Ideas Foundation, next to the Socialist Party, published in May 2010 study Taxing financial speculation, which supports the creation of tax institutions and financial markets. The potential revenue capacity in Spain, the report would be between 180 and 1,980 million in taxes on short-term financial gains, between 2820 and 5120 million in taxes on bank assets, and between 1,600 and 6,300 million in the case of transactions financial.
According to the European Commission, would raise annual 57,000 million
"This rate would lower the volatility of the markets. The value of financial transactions has skyrocketed. There are many operations that are not linked with the productive economy and should be reduced, "said Carlos Mulas, director general of the Ideas Foundation. Share the idea that such a tax should apply as comprehensive as possible, but not afraid to be applied only in the euro zone. "The Capitals are not going to a site just for taxes. They also value other things like safety and attractiveness of economies. If London does not join the project so there will be more competition is with other financial centers such as Frankfurt. And, for certain operations, many investors opt for the eurozone to avoid exchange rate risk. "
In 2001, shortly before his death, James Tobin gave an interview to Der Spiegel. He complained that the anti-globalization movement had abused its name by appropriating in their struggle against capitalism rate he had proposed to balance the currency market. "I am an economist and, like most economists, free trade advocate. I am also in favor of the IMF and World Bank. " When the reporter asked if the rate would be true someday, Tobin was categorical: "There is no chance, I'm afraid. People who decide in the international financial world are against. " The current crisis has broken many dogmas. Will the implementation of this utopian yet another rate them?
Hired guns on the floor
In 2005, HFT accounted for less than a fifth of the market trading U.S. equity volume. In 2010 and accounted for 56%, according to consultancy Tabb Group. In Europe, the rise is also frenzied presumably have passed an insignificant star in the market to 35% of operations.

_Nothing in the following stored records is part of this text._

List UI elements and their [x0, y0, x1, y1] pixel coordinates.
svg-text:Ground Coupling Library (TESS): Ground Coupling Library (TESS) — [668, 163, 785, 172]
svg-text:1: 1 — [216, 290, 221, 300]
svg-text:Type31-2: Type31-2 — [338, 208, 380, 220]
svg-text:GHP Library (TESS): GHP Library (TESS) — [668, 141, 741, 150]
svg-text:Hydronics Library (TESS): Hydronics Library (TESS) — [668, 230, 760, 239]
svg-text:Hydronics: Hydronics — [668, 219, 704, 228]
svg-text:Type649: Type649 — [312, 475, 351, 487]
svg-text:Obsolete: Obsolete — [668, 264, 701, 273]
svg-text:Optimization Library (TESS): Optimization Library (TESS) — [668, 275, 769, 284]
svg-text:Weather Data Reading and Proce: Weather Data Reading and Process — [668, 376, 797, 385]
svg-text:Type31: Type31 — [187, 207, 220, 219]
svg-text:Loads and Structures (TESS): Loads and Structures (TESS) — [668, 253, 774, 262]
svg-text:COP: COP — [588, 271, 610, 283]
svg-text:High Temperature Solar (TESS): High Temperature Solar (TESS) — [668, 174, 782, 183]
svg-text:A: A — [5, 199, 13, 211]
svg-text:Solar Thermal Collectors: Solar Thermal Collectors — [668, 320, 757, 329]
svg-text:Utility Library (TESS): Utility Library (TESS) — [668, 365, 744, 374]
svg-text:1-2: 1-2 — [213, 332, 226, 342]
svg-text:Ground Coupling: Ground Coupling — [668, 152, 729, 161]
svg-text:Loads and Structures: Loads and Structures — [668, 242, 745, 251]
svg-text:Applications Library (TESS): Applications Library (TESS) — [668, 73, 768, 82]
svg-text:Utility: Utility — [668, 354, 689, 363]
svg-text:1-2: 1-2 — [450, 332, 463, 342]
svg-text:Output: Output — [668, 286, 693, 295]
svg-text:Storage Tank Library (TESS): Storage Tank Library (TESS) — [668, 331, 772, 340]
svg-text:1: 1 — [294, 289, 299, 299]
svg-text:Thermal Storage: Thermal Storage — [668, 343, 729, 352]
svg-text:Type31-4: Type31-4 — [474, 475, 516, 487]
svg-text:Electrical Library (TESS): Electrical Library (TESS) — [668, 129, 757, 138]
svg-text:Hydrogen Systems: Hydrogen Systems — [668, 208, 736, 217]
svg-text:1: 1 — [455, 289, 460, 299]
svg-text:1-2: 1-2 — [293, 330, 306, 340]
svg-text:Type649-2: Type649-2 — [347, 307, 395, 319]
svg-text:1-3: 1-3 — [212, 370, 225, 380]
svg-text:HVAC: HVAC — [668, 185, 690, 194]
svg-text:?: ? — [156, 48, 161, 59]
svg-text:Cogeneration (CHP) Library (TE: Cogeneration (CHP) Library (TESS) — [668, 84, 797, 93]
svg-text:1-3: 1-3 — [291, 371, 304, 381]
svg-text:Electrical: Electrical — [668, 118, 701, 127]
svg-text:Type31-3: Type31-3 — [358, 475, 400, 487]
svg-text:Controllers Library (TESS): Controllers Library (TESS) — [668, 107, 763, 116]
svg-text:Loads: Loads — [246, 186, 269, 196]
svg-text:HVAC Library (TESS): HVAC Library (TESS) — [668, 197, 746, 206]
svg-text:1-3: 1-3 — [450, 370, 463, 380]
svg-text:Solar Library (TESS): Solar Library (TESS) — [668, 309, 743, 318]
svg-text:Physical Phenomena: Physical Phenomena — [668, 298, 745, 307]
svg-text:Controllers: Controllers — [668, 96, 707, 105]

The machines are only interested in speed. The benefit goes to the fastest, previously triggered. In each operation not aspire to earn large sums. Complies with 0.001 euros per move. But if their programs are right and are able to identify before other inefficiencies in the formation of asset prices or patterns that recur in the markets can earn hundreds of millions, as they perform thousands of operations in each session. HFT advocates argue that serves to improve the liquidity of the stock, its critics point out that abuse of these operations is behind the high market volatility. A tax would have the same effect as putting a radar on every kilometer of a Formula 1 circuit.